Rabbi Moshe Sasonkin and his wife, Mussie, are the children of Chabad Shluchim, so the idea for the couple to begin co-directing their own center at Kent State University in Ohio, came naturally.
From Cleveland Jewish News by Alyssa Schmitt:
My parents are Chabad shluchim (emissaries) since 1989,” Moshe Sasonkin said. “And my wife, also following in her parents’ footsteps, because her parents were Chabad shluchim. They are on campus as well. For her it’s really a family tradition where she grew up in the campus life.”

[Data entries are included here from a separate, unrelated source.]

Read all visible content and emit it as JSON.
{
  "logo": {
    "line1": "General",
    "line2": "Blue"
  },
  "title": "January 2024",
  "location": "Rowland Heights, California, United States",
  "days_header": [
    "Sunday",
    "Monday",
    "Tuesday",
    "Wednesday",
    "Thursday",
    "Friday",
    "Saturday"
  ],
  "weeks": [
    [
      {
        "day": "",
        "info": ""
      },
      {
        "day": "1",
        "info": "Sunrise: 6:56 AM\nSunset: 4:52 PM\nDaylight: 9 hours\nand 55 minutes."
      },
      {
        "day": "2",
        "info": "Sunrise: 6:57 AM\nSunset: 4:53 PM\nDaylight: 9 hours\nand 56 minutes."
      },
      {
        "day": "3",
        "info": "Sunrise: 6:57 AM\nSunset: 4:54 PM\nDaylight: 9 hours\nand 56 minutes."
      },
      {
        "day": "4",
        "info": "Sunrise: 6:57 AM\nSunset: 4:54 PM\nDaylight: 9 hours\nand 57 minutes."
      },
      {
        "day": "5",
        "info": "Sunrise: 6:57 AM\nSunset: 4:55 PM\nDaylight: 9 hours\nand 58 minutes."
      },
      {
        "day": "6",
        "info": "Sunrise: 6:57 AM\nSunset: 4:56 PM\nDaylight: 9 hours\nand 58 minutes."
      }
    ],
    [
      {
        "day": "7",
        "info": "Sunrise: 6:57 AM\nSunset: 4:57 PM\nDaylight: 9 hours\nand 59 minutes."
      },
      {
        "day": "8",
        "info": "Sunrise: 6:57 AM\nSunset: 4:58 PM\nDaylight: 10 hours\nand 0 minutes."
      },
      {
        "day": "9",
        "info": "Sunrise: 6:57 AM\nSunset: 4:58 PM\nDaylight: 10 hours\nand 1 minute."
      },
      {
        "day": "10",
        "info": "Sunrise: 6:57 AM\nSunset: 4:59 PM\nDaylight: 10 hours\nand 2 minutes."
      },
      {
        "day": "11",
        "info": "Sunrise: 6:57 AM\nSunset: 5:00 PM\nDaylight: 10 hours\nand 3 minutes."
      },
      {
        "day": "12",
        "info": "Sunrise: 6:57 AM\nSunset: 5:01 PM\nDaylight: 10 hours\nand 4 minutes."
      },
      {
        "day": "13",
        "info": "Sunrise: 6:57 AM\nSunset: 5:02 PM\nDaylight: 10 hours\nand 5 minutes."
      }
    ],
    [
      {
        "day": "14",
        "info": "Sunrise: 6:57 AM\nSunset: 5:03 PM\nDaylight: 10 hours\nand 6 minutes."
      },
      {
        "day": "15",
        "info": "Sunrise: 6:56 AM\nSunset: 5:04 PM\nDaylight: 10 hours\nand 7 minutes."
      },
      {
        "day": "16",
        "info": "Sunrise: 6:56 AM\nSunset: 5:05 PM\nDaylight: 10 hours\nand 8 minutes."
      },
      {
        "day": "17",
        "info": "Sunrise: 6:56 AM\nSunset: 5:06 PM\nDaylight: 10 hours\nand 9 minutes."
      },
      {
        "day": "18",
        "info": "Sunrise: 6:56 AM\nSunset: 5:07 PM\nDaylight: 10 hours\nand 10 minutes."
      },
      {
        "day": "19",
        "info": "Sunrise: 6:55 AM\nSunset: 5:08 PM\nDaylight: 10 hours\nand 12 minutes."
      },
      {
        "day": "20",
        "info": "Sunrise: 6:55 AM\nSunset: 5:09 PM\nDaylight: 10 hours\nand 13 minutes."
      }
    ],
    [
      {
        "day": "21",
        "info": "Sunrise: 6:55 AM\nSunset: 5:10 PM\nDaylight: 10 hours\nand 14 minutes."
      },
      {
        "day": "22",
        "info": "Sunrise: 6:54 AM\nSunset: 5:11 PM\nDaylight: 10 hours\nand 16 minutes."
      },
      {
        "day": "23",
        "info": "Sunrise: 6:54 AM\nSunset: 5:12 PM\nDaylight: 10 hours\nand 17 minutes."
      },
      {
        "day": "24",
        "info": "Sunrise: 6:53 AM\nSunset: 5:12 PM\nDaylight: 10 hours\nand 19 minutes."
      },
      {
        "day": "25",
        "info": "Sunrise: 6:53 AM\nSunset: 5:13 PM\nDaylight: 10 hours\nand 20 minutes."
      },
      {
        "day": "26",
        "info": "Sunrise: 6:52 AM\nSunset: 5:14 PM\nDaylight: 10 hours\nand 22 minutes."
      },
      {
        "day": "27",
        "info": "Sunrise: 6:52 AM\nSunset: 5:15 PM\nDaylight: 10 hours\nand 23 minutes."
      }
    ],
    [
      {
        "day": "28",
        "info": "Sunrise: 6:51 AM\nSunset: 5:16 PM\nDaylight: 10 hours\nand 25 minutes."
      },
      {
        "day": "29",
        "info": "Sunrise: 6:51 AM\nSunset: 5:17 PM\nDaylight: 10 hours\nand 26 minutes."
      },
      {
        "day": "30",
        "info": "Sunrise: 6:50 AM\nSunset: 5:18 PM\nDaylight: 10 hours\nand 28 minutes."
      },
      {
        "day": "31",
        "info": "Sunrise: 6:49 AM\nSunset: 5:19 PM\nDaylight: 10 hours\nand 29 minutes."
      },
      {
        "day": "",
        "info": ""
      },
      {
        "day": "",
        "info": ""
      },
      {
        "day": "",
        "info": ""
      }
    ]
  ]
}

Before the couple found a location for the center at 452 E. Crain Ave. in Kent at the beginning of August, they invited students to Anshe Sfard-Revere Road Synagogue in Bath Township, where Moshe Sasonkin’s father is rabbi, to get involved until the end of the summer semester.
“Chabad has its own unique type of style programming,” he said. “(And) there’s many students who have shown interest for Chabad.”
College years are made up of defining moments for any student but it’s easy to lose one’s identity. Sasonkin said he believes students need to find their Jewish identity to help guide them as they advance through school.
“Not only is it important to follow tradition, it empowers them as well. It gives them an identity,” he said. “It could really help their day-to-day life on campus because it gives them empowerment, it gives them pride. I mean, it’s very important for someone at that age specifically to have that empowerment, to have that pride because this is a growth period of their life.”
Pride helps when finding identity, but Sasonkin said it’s the also the best approach when young Jews are faced with anti-Semitism on campus.
“There definitely is a vocal anti-Israel group on campus,” he said. “I think empowering the Jews about their pride, about their heritage is a very good counter. When someone is proud that they’re Jewish – the strong Jewish presence – it automatically fights the anti-Jewish or anti-Israel sentiment which is going around.”
Sasonkin said they plan to partner with Kent State’s Hillel during major holidays and occasional Shabbat dinners to create a community for Jewish students.